Bir istikrar örneği olduğumun ise farkında değildim! Evet, yazıları göndermemizi istediğinde aklımda bir konu olmasa bile -ki genellikle olmuyor zaten- kasarak da olsa bir yazı yazıp gönderiyorum. Sonra merakla yayımlanıp yayımlanmadığına bakıyorum çıktığı gibi ve hep yayımlanmış oluyor. Bu istikrarımın sırrını da burada paylaşayım: hiç 'istikrar' konusuna kafayı takmamak. Ona takacağımız kafayı yazılarımıza takmak!

Ne dedim ben şimdi? Bilmiyorum... Uzun zamandır boşlamıştım -blog yazı istikrarımı kafaya taktığımdan olsa gerek- saçmaladım bir miktar...

Derki Sayı 26: Çıkaramıyorsan Ekle

Yeni yılın ilk yazısını beni her yönüyle mükemmel bir yaşama yaklaştıran minik bir sırrımı paylaşmak için yazıyorum. Bu sırrı zaten bilenler ve uygulayanları tebrik ediyorum. Sır olarak bahsettiğim şeyi daha önce denememiş olanlar basitliğini gördükten sonra hayıflanmasınlar... Evet hayatımızı mükemmel yapabilecek şeyi öğrenmek çok basit, uygulamak... Orası size kalmış!
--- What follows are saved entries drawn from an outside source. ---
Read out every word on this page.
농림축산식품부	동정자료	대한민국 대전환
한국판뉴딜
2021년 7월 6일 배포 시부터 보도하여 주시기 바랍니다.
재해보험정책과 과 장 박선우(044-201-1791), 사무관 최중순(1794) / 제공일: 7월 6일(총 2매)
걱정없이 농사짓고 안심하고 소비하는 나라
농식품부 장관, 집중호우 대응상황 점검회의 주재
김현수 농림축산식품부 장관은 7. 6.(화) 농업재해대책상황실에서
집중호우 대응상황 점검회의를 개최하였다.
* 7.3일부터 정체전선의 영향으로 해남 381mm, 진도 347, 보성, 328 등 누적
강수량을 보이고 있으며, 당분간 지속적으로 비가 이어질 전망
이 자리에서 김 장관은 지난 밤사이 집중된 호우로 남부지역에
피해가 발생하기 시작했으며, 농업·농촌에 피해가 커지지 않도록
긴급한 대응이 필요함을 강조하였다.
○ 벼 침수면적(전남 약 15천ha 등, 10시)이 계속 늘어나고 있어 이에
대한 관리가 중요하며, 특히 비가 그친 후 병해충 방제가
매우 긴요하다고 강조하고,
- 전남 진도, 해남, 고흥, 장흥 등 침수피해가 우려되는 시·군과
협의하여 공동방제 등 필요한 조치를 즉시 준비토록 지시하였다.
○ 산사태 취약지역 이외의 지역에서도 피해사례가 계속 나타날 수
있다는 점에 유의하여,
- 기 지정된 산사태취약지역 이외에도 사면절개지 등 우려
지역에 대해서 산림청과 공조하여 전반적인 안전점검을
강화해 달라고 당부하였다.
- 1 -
Bu sırrı uygulamak için öncelikle hayatımızı nasıl geçirdiğimizi matematiksel olarak ortaya koymak gerekiyor. Kendiminkini örnek olarak sunabilirim. 8 saat uyumak bana iyi geliyor. 7 saat uykuyla da idare edebilirim. 6ya düşünce çok verimli olamıyorum. Dolayısıyla günün üçtebirini uykuda geçiren biriyim. Kalan 16 saatin 11i işe giderken, dönerken ve çalışırken geçiyor. (eskiden 12-13 saatini ayırıyordum, işe yakın oturmanın, eve yakın çalışmanın ilk faydası, haftada artı 10 saat) Bunun bir saati öğle tatili olarak geçse de iş ortamından çok uzaklaşamadığım için onu da işten sayalım. Geriye hayatımın muhteşem 5 saati kalıyor!

Formülümün ilk ayağı basit; bir gündeki saat sayısını 24ün üzerine çıkaramayacağımıza göre değiştiremeyeceğimiz unsurları dışında kalan kısmına hoşumuza giden şeyleri eklemek. Tabii ki bu 5 saatin içine bir öğün, belki onun hazırlanması ve sonrasının toplanması, ertesi güne hazırlık ya da evin düzenini sağlamakla ilgili zaman alan başka şeyler yapması gereken insanlardansınız. Kendi başıma yaşamaya başladığım zamanlarda bunu kendi kendime bir meydan okuma olarak algılayıp ev ve mutfak işlerinin gözünü çıkarmıştım ve tüm bu muhteşem geçirebileceğim zamanlarımı çarşafları ütüleyerek ya da yerleri cilalayarak geçirmekteydim. Ev işi nankördür demelerinin nedenini anlamam uzun sürmedi neyse ki!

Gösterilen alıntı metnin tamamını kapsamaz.